Question

A point moves in a straight line under the retardation -kV, where k is a constant. If the initial velocity is u, the distance covered in ‘t’ seconds is ?
(A) $x = \dfrac{u}{k}(1 - {e^{ - kt}})$
(B) $x = \dfrac{u}{k}(1 + {e^{ - kt}})$
(C) $x = \dfrac{u}{k}(1 - {e^{kt}})$
(D) $x = \dfrac{u}{k}(1 + {e^{kt}})$

Answer 1

Hint : As we know, a body travels in a straight line and if it covers an equal distance in equal duration of time, it is an uniform motion. In our case the retardation is -kV. The motion cannot be said to be an uniform motion. The acceleration makes the velocity reach zero after a certain interval of time.
In such cases we use integration methods to solve the problem.
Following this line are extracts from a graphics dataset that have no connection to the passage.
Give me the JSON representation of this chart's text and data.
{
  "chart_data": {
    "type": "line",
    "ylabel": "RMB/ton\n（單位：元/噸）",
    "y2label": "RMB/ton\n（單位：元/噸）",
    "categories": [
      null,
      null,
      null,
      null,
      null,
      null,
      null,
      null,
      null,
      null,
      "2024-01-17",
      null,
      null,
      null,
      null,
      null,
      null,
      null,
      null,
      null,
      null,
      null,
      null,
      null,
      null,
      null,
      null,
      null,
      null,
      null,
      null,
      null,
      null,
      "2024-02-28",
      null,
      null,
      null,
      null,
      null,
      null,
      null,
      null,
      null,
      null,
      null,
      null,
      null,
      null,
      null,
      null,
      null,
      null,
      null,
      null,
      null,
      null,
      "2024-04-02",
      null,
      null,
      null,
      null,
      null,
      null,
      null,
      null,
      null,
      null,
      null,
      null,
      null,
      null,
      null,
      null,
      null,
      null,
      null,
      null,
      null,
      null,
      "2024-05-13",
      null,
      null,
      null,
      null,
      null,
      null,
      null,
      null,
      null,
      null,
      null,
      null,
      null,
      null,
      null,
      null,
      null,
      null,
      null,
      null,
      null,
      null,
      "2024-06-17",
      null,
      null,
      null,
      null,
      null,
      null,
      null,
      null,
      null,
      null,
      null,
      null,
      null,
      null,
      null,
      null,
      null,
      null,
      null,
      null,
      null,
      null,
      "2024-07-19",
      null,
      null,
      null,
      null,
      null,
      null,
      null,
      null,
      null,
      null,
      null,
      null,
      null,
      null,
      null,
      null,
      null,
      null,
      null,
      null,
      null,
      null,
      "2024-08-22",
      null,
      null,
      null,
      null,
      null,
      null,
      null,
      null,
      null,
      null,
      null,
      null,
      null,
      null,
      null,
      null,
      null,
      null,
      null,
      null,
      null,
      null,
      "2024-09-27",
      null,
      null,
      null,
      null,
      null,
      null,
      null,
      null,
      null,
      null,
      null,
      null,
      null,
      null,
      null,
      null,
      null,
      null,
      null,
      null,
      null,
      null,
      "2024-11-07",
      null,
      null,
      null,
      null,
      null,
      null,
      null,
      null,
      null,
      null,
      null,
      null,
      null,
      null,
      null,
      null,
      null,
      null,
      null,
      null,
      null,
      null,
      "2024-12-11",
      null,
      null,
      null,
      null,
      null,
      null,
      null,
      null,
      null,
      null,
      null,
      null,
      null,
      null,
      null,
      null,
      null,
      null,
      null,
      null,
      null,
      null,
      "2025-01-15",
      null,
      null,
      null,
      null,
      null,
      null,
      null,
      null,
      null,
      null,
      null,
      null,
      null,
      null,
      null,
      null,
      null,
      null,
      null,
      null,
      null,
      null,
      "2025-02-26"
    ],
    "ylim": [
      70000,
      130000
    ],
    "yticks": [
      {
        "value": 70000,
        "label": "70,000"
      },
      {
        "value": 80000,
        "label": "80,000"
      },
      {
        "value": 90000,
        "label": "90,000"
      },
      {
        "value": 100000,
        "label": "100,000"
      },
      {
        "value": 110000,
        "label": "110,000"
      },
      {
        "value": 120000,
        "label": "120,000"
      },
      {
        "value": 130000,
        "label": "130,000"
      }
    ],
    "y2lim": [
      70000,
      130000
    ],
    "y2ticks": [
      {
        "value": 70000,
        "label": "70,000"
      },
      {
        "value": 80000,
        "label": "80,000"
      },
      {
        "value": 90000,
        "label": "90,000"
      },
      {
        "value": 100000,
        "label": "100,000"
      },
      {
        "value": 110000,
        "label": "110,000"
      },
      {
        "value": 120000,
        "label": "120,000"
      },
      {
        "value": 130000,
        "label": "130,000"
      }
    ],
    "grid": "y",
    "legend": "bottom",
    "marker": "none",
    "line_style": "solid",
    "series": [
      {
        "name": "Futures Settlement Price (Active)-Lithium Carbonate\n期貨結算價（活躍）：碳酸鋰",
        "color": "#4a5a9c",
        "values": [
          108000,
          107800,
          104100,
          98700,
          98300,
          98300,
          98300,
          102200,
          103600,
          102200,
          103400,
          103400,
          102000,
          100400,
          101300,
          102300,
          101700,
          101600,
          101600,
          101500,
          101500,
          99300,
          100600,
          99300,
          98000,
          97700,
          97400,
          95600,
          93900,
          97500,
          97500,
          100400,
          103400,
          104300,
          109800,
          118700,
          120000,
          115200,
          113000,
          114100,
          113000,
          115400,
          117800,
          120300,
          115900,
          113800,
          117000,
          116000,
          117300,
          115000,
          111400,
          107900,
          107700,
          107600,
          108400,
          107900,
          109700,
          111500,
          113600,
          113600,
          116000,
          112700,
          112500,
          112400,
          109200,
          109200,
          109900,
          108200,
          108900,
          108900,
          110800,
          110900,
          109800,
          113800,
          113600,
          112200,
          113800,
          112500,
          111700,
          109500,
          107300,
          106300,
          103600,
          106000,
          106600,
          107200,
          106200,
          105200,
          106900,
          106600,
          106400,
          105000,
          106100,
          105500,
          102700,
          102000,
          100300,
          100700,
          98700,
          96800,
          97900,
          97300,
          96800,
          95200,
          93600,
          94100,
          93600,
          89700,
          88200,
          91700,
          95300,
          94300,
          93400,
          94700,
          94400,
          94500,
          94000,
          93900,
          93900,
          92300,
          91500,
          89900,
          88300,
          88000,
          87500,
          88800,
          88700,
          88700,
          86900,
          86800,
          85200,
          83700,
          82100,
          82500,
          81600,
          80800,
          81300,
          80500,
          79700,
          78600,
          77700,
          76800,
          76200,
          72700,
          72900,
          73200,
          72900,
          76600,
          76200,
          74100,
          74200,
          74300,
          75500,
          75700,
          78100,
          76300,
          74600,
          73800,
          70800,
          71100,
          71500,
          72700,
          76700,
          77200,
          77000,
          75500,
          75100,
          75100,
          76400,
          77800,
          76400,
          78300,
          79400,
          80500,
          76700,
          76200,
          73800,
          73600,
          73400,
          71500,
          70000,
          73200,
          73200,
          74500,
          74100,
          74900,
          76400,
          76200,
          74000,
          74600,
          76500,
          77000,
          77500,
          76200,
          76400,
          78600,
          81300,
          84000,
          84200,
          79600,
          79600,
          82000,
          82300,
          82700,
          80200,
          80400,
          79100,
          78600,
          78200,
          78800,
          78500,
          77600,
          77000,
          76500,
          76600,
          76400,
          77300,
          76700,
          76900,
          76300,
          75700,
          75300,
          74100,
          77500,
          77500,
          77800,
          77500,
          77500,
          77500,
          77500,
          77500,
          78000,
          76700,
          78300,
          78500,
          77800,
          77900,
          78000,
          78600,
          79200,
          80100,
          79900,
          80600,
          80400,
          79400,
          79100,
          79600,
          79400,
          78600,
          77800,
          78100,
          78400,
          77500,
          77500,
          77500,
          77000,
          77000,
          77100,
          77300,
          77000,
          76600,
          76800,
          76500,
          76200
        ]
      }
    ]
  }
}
Complete Step By Step Answer:
Here we have been given a retardation which actually is a negative acceleration of the body in motion.
$a = - kV$
As we know the acceleration is a change in velocity with respect to time.
We can write it in the form
$a = \dfrac{{dV}}{{dt}}$
If we rewrite the retardation equation given in the question we get,
$\dfrac{{dV}}{{dt}} = - kV$
For further solving the problem as discussed above the integration method is to be used.
First separating out the like variables in the either sides of the equation
$\dfrac{{dV}}{V} = - k\,dt$
As given in the question initial velocity is ‘u’ and let us assume final velocity to be ‘v’. In changing initial velocity from ‘u’ to ‘v’ the time changes from ‘0’ to ‘t’
$\int\limits_u^v {\dfrac{{dV}}{V} = - k\int\limits_0^t {dt} }$
Integration
$\int {\dfrac{{dx}}{x} = \ln x\,\,and\int {dt = t} }$
Solving the integration we get
$\left[ {\ln V} \right]_u^v = - k\left[ t \right]_0^t \\\ put\,\lim its \\\ \Rightarrow \left[ {\ln v - \ln u} \right] = - kt$
As we know from the rules of logarithms
$\ln a - \ln b = \ln \dfrac{a}{b}$
$\Rightarrow \ln \dfrac{v}{u} = - kt \\\ \Rightarrow \dfrac{v}{u} = {e^{ - kt}}$
By further solving we get
$v = u{e^{ - kt}}...(i)$
As we know acceleration can also be written in terms of displacement as
$a = V\dfrac{{dV}}{{dx}} \\\ \Rightarrow - kV = V\dfrac{{dV}}{{dx}}$
Separating the like variables and integrating we get
$- k\int\limits_0^x {dx} = \int\limits_u^v {dV}$
Integration
$\int {dt = t}$
Solving the integration we get
$- k\left[ x \right]_0^x = \left[ {\;V} \right]_u^v \\\ put\,\lim its \\\ \Rightarrow - kx = v - u$
Putting the value of (i) in the equation we get,
$kx = u - u{e^{ - kt}} \\\ \Rightarrow x = \dfrac{u}{k}(1 - {e^{ - kt}})$
Hence the distance covered in t seconds is
$x = \dfrac{u}{k}(1 - {e^{ - kt}})$
The correct answer is option (A).

Note :
The motion of an object in a straight line is also called a rectilinear motion. We can obtain some simple equations for the rectilinear motion with the uniform acceleration. Basically they are based on Newton's laws of motion. The study of such motion is also called kinematics.